The Selection series is a 5-novel book about two girls named America & Eadlyn written by Kiera Cass.
I managed to read all five of the books in July and found them very easy to understand and to follow.
“The selection,” “The Elite” and “The one” were all written between 2012- 2014. Without giving too much away for people that have not yet read the book, I would like to give a small description of the whole thing before I comment on my feelings about it.
The tale starts in the future after the world war 4. America has been taken over by a country called Illea. The monarchy running the country pass their daughters to other nations, in the hope of strengthening their allies, and the prince has to choose one girl from a selection of girls picked after each sector of their lands.

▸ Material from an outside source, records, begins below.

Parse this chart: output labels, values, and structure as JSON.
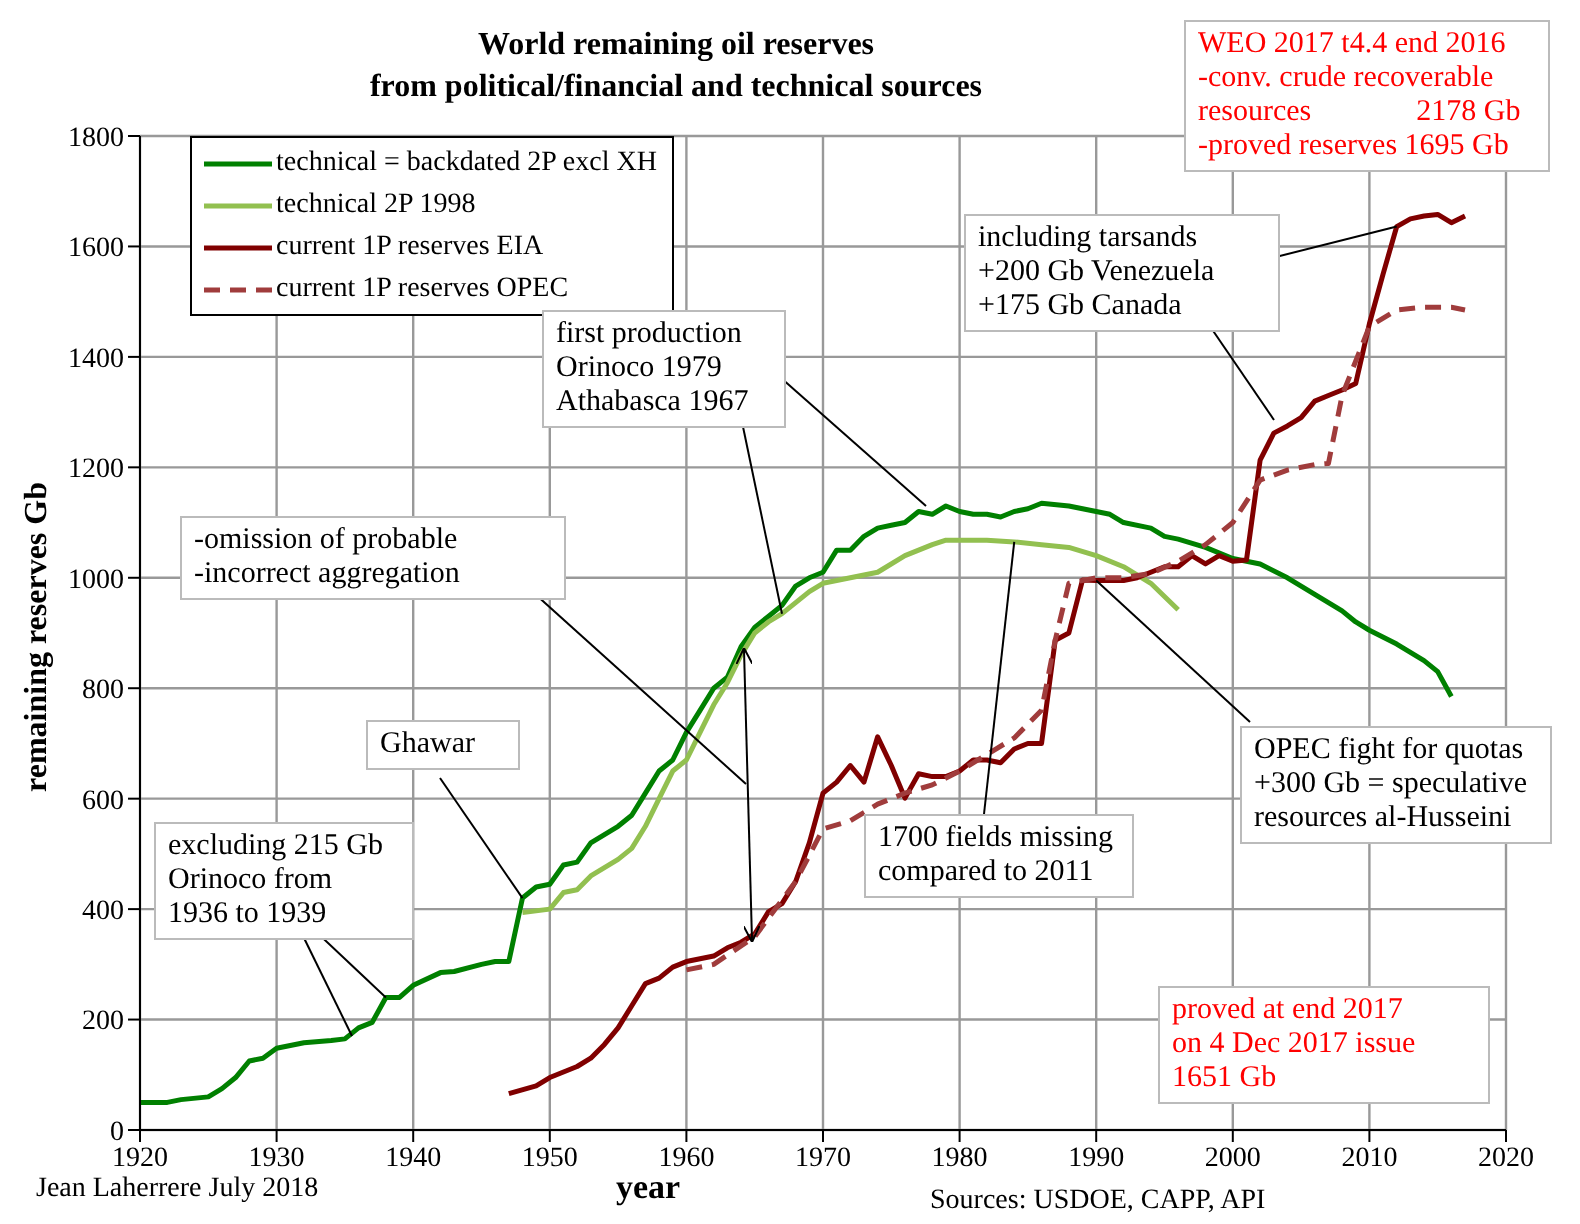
{
  "chart_data": {
    "type": "line",
    "title": "World remaining oil reserves",
    "subtitle": "from political/financial and technical sources",
    "xlabel": "year",
    "ylabel": "remaining reserves Gb",
    "xlim": [
      1920,
      2020
    ],
    "xticks": [
      1920,
      1930,
      1940,
      1950,
      1960,
      1970,
      1980,
      1990,
      2000,
      2010,
      2020
    ],
    "ylim": [
      0,
      1800
    ],
    "yticks": [
      0,
      200,
      400,
      600,
      800,
      1000,
      1200,
      1400,
      1600,
      1800
    ],
    "grid": true,
    "legend": "top left",
    "marker": "none",
    "series": [
      {
        "name": "technical = backdated 2P excl XH",
        "color": "#008000",
        "x": [
          1920,
          1922,
          1923,
          1925,
          1926,
          1927,
          1928,
          1929,
          1930,
          1932,
          1934,
          1935,
          1936,
          1937,
          1938,
          1939,
          1940,
          1942,
          1943,
          1945,
          1946,
          1947,
          1948,
          1949,
          1950,
          1951,
          1952,
          1953,
          1955,
          1956,
          1957,
          1958,
          1959,
          1960,
          1961,
          1962,
          1963,
          1964,
          1965,
          1966,
          1967,
          1968,
          1969,
          1970,
          1971,
          1972,
          1973,
          1974,
          1975,
          1976,
          1977,
          1978,
          1979,
          1980,
          1981,
          1982,
          1983,
          1984,
          1985,
          1986,
          1988,
          1990,
          1991,
          1992,
          1994,
          1995,
          1996,
          1998,
          2000,
          2002,
          2004,
          2006,
          2008,
          2009,
          2010,
          2012,
          2014,
          2015,
          2016
        ],
        "values": [
          50,
          50,
          55,
          60,
          75,
          95,
          125,
          130,
          148,
          158,
          162,
          165,
          185,
          195,
          240,
          240,
          262,
          285,
          287,
          300,
          305,
          305,
          420,
          440,
          445,
          480,
          485,
          520,
          550,
          570,
          610,
          650,
          670,
          720,
          760,
          800,
          820,
          875,
          910,
          930,
          950,
          985,
          1000,
          1010,
          1050,
          1050,
          1075,
          1090,
          1095,
          1100,
          1120,
          1115,
          1130,
          1120,
          1115,
          1115,
          1110,
          1120,
          1125,
          1135,
          1130,
          1120,
          1115,
          1100,
          1090,
          1075,
          1070,
          1055,
          1035,
          1025,
          1000,
          970,
          940,
          920,
          905,
          880,
          850,
          830,
          785
        ]
      },
      {
        "name": "technical 2P 1998",
        "color": "#92c050",
        "x": [
          1948,
          1950,
          1951,
          1952,
          1953,
          1955,
          1956,
          1957,
          1958,
          1959,
          1960,
          1961,
          1962,
          1963,
          1964,
          1965,
          1966,
          1967,
          1968,
          1969,
          1970,
          1972,
          1974,
          1976,
          1978,
          1979,
          1980,
          1982,
          1984,
          1986,
          1988,
          1990,
          1992,
          1994,
          1996
        ],
        "values": [
          394,
          400,
          430,
          435,
          460,
          490,
          510,
          550,
          600,
          650,
          670,
          720,
          770,
          810,
          860,
          900,
          920,
          935,
          955,
          975,
          990,
          1000,
          1010,
          1040,
          1060,
          1068,
          1068,
          1068,
          1065,
          1060,
          1055,
          1040,
          1020,
          990,
          942
        ]
      },
      {
        "name": "current 1P reserves EIA",
        "color": "#800000",
        "x": [
          1947,
          1949,
          1950,
          1952,
          1953,
          1954,
          1955,
          1956,
          1957,
          1958,
          1959,
          1960,
          1962,
          1963,
          1964,
          1965,
          1966,
          1967,
          1968,
          1969,
          1970,
          1971,
          1972,
          1973,
          1974,
          1975,
          1976,
          1977,
          1978,
          1979,
          1980,
          1981,
          1982,
          1983,
          1984,
          1985,
          1986,
          1987,
          1988,
          1989,
          1990,
          1992,
          1993,
          1994,
          1995,
          1996,
          1997,
          1998,
          1999,
          2000,
          2001,
          2002,
          2003,
          2004,
          2005,
          2006,
          2007,
          2008,
          2009,
          2010,
          2011,
          2012,
          2013,
          2014,
          2015,
          2016,
          2017
        ],
        "values": [
          66,
          80,
          95,
          115,
          130,
          155,
          185,
          225,
          265,
          275,
          295,
          305,
          315,
          330,
          340,
          355,
          395,
          410,
          450,
          520,
          610,
          630,
          660,
          630,
          712,
          660,
          601,
          645,
          640,
          640,
          650,
          670,
          670,
          665,
          690,
          700,
          700,
          887,
          900,
          996,
          995,
          995,
          1000,
          1010,
          1020,
          1020,
          1040,
          1025,
          1040,
          1030,
          1032,
          1213,
          1262,
          1275,
          1290,
          1320,
          1330,
          1340,
          1352,
          1460,
          1550,
          1636,
          1650,
          1655,
          1658,
          1643,
          1655
        ]
      },
      {
        "name": "current 1P reserves OPEC",
        "color": "#a03c3c",
        "line_style": "dashed",
        "x": [
          1960,
          1962,
          1965,
          1968,
          1970,
          1972,
          1974,
          1976,
          1978,
          1980,
          1982,
          1984,
          1986,
          1987,
          1988,
          1990,
          1992,
          1994,
          1996,
          1998,
          2000,
          2002,
          2004,
          2006,
          2007,
          2008,
          2010,
          2012,
          2014,
          2016,
          2017
        ],
        "values": [
          290,
          300,
          350,
          450,
          545,
          560,
          590,
          610,
          625,
          650,
          680,
          710,
          760,
          887,
          990,
          1000,
          1000,
          1008,
          1030,
          1060,
          1100,
          1177,
          1195,
          1205,
          1207,
          1330,
          1455,
          1485,
          1490,
          1490,
          1485
        ]
      }
    ],
    "annotations": [
      "WEO 2017 t4.4 end 2016\n-conv. crude recoverable\nresources              2178 Gb\n-proved reserves 1695 Gb",
      {
        "text": "including tarsands\n+200 Gb Venezuela\n+175 Gb Canada",
        "x": 2012,
        "y": 1636
      },
      {
        "text": "first production\nOrinoco 1979\nAthabasca 1967",
        "x": 1967,
        "y": 935
      },
      "-omission of probable\n-incorrect aggregation",
      {
        "text": "Ghawar",
        "x": 1948,
        "y": 420
      },
      {
        "text": "excluding 215 Gb\nOrinoco from\n1936 to 1939",
        "x": 1938,
        "y": 240
      },
      {
        "text": "1700 fields missing\ncompared to 2011",
        "x": 1984,
        "y": 1065
      },
      {
        "text": "OPEC fight for quotas\n+300 Gb = speculative\nresources al-Husseini",
        "x": 1990,
        "y": 995
      },
      "proved at end 2017\non 4 Dec 2017 issue\n1651 Gb",
      "Jean Laherrere July 2018",
      "Sources: USDOE, CAPP, API"
    ]
  }
}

People live in a caste system where if you are a “one” you are like royalty, a” two” you are a celebrity, and if you are an “eight,” then you are a nobody. Every caste number has a category of jobs they can only take as a profession. The girls are to be virgins before marrying, and any marriages between higher castes to lower ranks are not received very well.
I have read many reviews and heard many comparisons to the Hunger Games & The Bachelor on this book. However, I was surprised to see that no one mentioned anything close to what I am about to say and review on.
The books almost reminded me of Jane Austen and her famous “Pride & Prejudice.” Jane Austen demonstrated people ranked by their status and their financial position. While in Pride & Prejudice, people were not legally bound by what jobs they had to take or be marked by the public with a number which represented their status; they still suffered between an invisible line of being degraded and treated with prejudice due to their status. They were not able to move any higher in status unless marriage, affiliated them.
While Elizabeth grabbed the attention of Darcy with her gracious behavior and performed with dignity and pride even though she was of a lower status, America’s personality and behavior from the selection was almost the opposite.
I found America to be obscene, almost always confused as to what she was doing. She behaved very immaturely towards many important decisions she had to make and yet Kiera managed to make them sound all appealing to the one Prince of Illea. There was no grace, extreme pride, constant snapping or yelling and almost always insulting the prince. Kiera was excellent in giving us a visual view of the beautiful gowns, scenes and her skill in writing made you almost cry or gasp at certain moments.
America was pursuing another man in the palace who happened to be her ex-boyfriend, Aspen, all at the same time. Most of her dates with the prince would end up half finished due to her temper and attitude, and she was playing with two hearts trying to decide which one she wanted and which one she wanted to break. I kind of was hoping that once she had reached the palace, she would forget about Aspen or at least America would let him go when she saw him at the palace.
Nevertheless, don’t be alarmed and decide not to read this book as it had many enjoyable parts where if you dug deeper into the story you would understand and want to know more. There were politics, history, love, affairs, dramas and many sudden changes to the book that was very refreshing and kept you on your toes wanting to find out what was going to happen next. Love is not perfect and compared to Hollywood stories that seal our minds with images of what we should perceive as romantic and genuine love; the selection series takes you to another level of perception.
Just like anything in life, you start confused or even unwilling to participate. You then realize that it isn’t so bad and start finding your true self, understanding that in fact, it was what you have been looking for the entire time. You pursue it with all you have and hope with your whole heart that you succeed. Subsequently, since you never lose until you give up, America did just that, and she won.